Moore was explaining how an average day begins for him and his partner, Stephanie Schilling, a senior mental health counselor and licensed marriage and family therapist.

“What makes our partnership unique is he might triage a call and do more of the safety concerns. And then I bring in maybe how to deescalate, bring in some of my therapeutic interventions I can use, and all of the resources that I have at my disposal to assist families,” explained Schilling.

Schilling says she also follows up with the individuals after the incident. She also explained the role the mobile crisis support teams fill.

“At times individuals call 911 because they don’t know who else to call. So we’re there to also give them those resources that they can continue to utilize without needing our services anymore,” she explained.

So are these mobile crisis support teams the best answer? Asantewaa Boykin, a registered nurse and program director for Mental Health First, a mental health crisis response team made up of volunteers, and co-founder of the Anti Police-Terror Project, said no.

“The coupling an officer with a clinician is not new. I think it’s deceptive to say we have this new thing, right?” questioned Boykin.

She said the Sheriff’s Mobile Crisis Support Team shows they’re not listening.

“For folks saying we don’t want police or we need clinicians on the street, and then instead of listening to what folks are asking for, they go, ‘Okay,  how do we keep police involved, and we’ll add a clinician,” said Boykin.

She also said too many calls are going to the police.

“The majority of 911 calls are really social calls.

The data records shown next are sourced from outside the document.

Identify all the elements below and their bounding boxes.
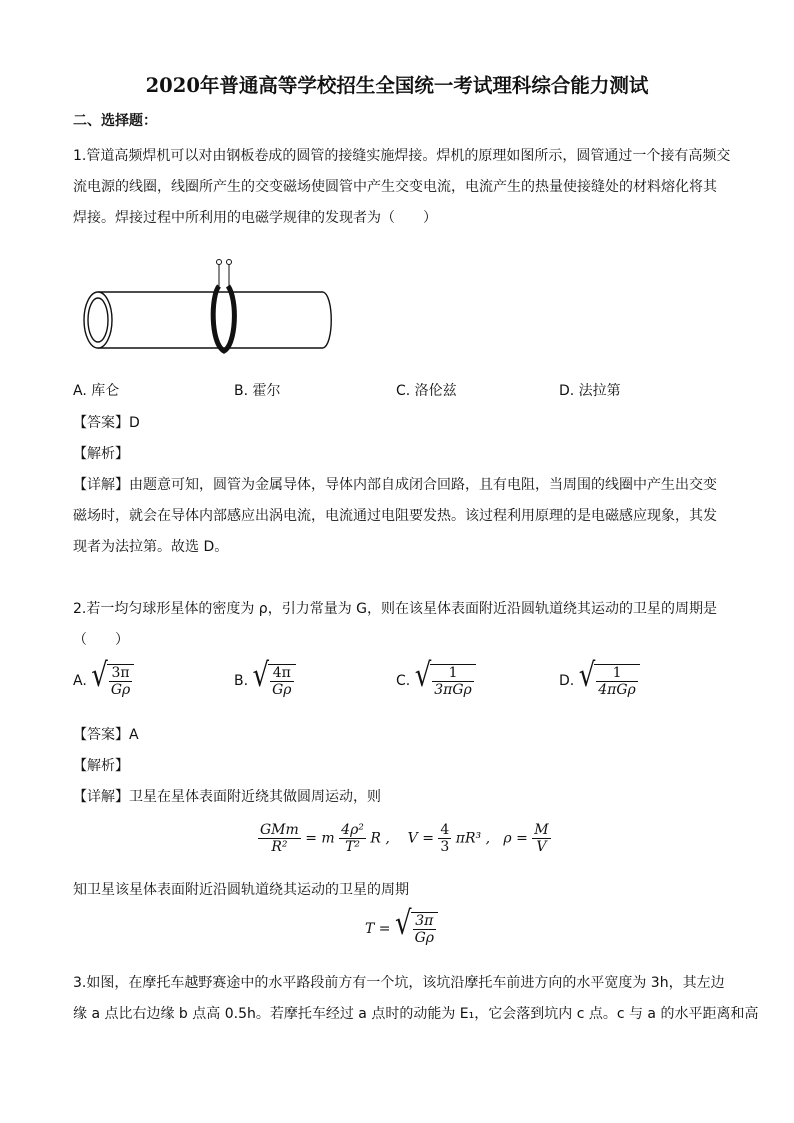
pipe-illustration xyxy=(84,292,331,348)
q1-analysis-tag: 【解析】 xyxy=(73,446,129,462)
q2-conclusion: 知卫星该星体表面附近沿圆轨道绕其运动的卫星的周期 xyxy=(73,882,409,898)
q1-detail-line-2: 磁场时，就会在导体内部感应出涡电流，电流通过电阻要发热。该过程利用原理的是电磁感应现象，其发 xyxy=(73,508,717,524)
q2-option-d: D. √ $\frac{1}{\text{4πGρ}}$ xyxy=(559,664,640,698)
q1-option-d: D. 法拉第 xyxy=(559,383,621,399)
q1-option-a: A. 库仑 xyxy=(73,383,120,399)
pipe-coil-figure xyxy=(78,255,340,360)
q2-analysis-tag: 【解析】 xyxy=(73,758,129,774)
q3-line-2: 缘 a 点比右边缘 b 点高 0.5h。若摩托车经过 a 点时的动能为 E₁，它会落到坑内 c 点。c 与 a 的水平距离和高 xyxy=(73,1006,759,1022)
q1-option-b: B. 霍尔 xyxy=(234,383,281,399)
page-title: 2020年普通高等学校招生全国统一考试理科综合能力测试 xyxy=(145,74,649,97)
q2-equation-1: $\frac{\text{GMm}}{\text{R²}}$ = m $\frac{\text{4ρ²}}{\text{T²}}$ R , V = $\frac{4}{3}$ πR³ , ρ = $\frac{M}{V}$ xyxy=(260,822,549,855)
q2-equation-2: T = √ $\frac{3\pi}{G\rho}$ xyxy=(365,912,438,946)
section-heading: 二、选择题： xyxy=(73,113,157,129)
q1-line-2: 流电源的线圈，线圈所产生的交变磁场使圆管中产生交变电流，电流产生的热量使接缝处的材料熔化将其 xyxy=(73,179,717,195)
q3-line-1: 3.如图，在摩托车越野赛途中的水平路段前方有一个坑，该坑沿摩托车前进方向的水平宽度为 3h，其左边 xyxy=(73,975,725,991)
q2-line-1: 2.若一均匀球形星体的密度为 ρ，引力常量为 G，则在该星体表面附近沿圆轨道绕其运动的卫星的周期是 xyxy=(73,601,717,617)
q2-option-a: A. √ $\frac{3\pi}{G\rho}$ xyxy=(73,664,134,698)
q1-detail-line-3: 现者为法拉第。故选 D。 xyxy=(73,539,229,555)
q2-answer: 【答案】A xyxy=(73,727,139,743)
q2-detail: 【详解】卫星在星体表面附近绕其做圆周运动，则 xyxy=(73,789,381,805)
q1-detail-line-1: 【详解】由题意可知，圆管为金属导体，导体内部自成闭合回路，且有电阻，当周围的线圈中产生出交变 xyxy=(73,477,717,493)
coil-illustration xyxy=(213,260,234,352)
q1-option-c: C. 洛伦兹 xyxy=(396,383,457,399)
q1-line-3: 焊接。焊接过程中所利用的电磁学规律的发现者为（ ） xyxy=(73,210,437,226)
q1-answer: 【答案】D xyxy=(73,415,140,431)
q2-option-b: B. √ $\frac{4\pi}{G\rho}$ xyxy=(234,664,296,698)
q2-line-2: （ ） xyxy=(73,632,129,648)
q1-line-1: 1.管道高频焊机可以对由钢板卷成的圆管的接缝实施焊接。焊机的原理如图所示，圆管通过一个接有高频交 xyxy=(73,148,731,164)
q2-option-c: C. √ $\frac{1}{\text{3πGρ}}$ xyxy=(396,664,476,698)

But we’re continuing to fund the police to answer social calls that A. They don’t want to answer and B. They’re not trained to answer,” said Boykin

Boykin believes what’s needed is more mental health resources inside the community.

“We have troves and troves of folks graduating from college with degrees in social work who can’t find work. But our counties and our cities are continuing to find officers to fill in those gaps. It’s actually not fiscally responsible or morally sound to continue down that road.”